Berbagai kendala terus saja dihadapi Hanafiah bersama anggotanya untuk mengembangkan Orkes Gambus. Bahkan tak jarang mereka mendapat ancaman dari tetangga sekitar, dengan alasan suara yang ditimbulkan pada saat mereka latihan terlalu bising dan mengganggu.

“Pada saat latihan suara musik tidak boleh keras-keras agar tidak terdengar oleh tetangga di samping. Karena kalau mengganggu, warga sekitar tidak ragu-ragu untuk mengusir kami,” ungkapnya.

Tapi Hanafiah sama sekali tidak menghiraukan hal tersebut. Walaupun masalah yang mereka hadapi besar, tapi mereka tidak terlalu mempedulikannya.

“Setiap perjuangan yang mulia pasti ada halangannya. Itu istilahnya kerikil, supaya kita sampai ke tujuan, kita harus menyapu kerikil-kerikil itu dengan bersih, makanya kami anggap biasa aja,” tuturnya dengan santai.

“Kami juga berniat kalau sudah ada uang nanti, kami akan memasang alat penyadap suara, agar suaranya nanti tidak terdengar lagi keluar, tapi sayang sekarang belum bisa kami pasang karena belum ada dana,” sambungnya.

Sebagai seorang ketua di Orkes Gambus ini, Hanafiah sangat berkeinginan untuk membangun sebuah pemancar radio yang nantinya dikelola oleh orang-orang tuna netra. Hal tersebut sudah disampaikan kepada pihak Komisi Penyiaran Indonesia Daerah (KPID) setempat.

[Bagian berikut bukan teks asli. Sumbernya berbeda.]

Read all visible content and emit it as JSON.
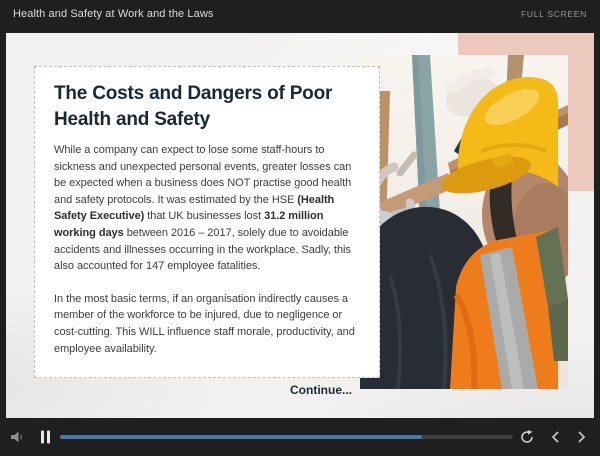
{
  "topbar": {
    "title": "Health and Safety at Work and the Laws",
    "fullscreen_label": "FULL SCREEN"
  },
  "slide": {
    "title": "The Costs and Dangers of Poor Health and Safety",
    "title_line1": "The Costs and Dangers of Poor",
    "title_line2": "Health and Safety",
    "paragraph1": {
      "seg1": "While a company can expect to lose some staff-hours to sickness and unexpected personal events, greater losses can be expected when a business does NOT practise good health and safety protocols. It was estimated by the HSE ",
      "bold1": "(Health Safety Executive)",
      "seg2": " that UK businesses lost ",
      "bold2": "31.2 million working days",
      "seg3": " between 2016 – 2017, solely due to avoidable accidents and illnesses occurring in the workplace. Sadly, this also accounted for 147 employee fatalities."
    },
    "paragraph2": "In the most basic terms, if an organisation indirectly causes a member of the workforce to be injured, due to negligence or cost-cutting. This WILL influence staff morale, productivity, and employee availability.",
    "continue_label": "Continue...",
    "image_alt": "construction-worker-in-yellow-hard-hat-on-scaffolding"
  },
  "player_controls": {
    "volume_icon": "speaker",
    "pause_icon": "pause",
    "replay_icon": "circular-arrow",
    "previous_icon": "chevron-left",
    "next_icon": "chevron-right",
    "progress_percent": 80
  },
  "colors": {
    "chrome": "#1f1f1f",
    "stage_bg": "#f2f1f0",
    "accent_blue": "#4a7aa9",
    "pink_accent": "#ecc9bc",
    "title_text": "#1b2733",
    "body_text": "#3d3d3d"
  }
}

Namun Hanafiyah terbentur dengan masalah dana, karena pihak KPID mengharuskan untuk membeli alat-alat dari mereka yang sudah lengkap dengan harga Rp 90 juta.

“Kami sangat berharap, KPID bisa memberikan izin kepada kami tanpa tanpa harus membeli alat dari mereka. Karena tidak mungkin kami bisa mendapatkan dana sebesar itu,” ujar ayah tiga anak ini penuh harap.

Saat ini, Hanafiah berharap agar BKPN, Lampineung, Banda Aceh, mau memberikan perhatiannya pada orkes gambus ini. Menurutnya, apa yang dilakukan selama ini bukanlah untuk kepentingan pribadi, melainkan untuk kemaslahatan bersama. Ia berkeinginan, agar nantinya anak-anak tunanetra tidak ada lagi yang berkeliaran di jalan untuk meminta-minta, tapi mereka ada kegiatannya masing-masing.

“Memang agama membolehkan kita untuk meminta-minta apabila kita tidak mampu untuk bekerja dan tidak punya sama sekali. Tapi Allah lebih senang kalau kita mau berusaha. Memberi lebih baik daripada menerima, tangan di bawah lebih baik daripada tangan di atas,” ungkapnya tegas.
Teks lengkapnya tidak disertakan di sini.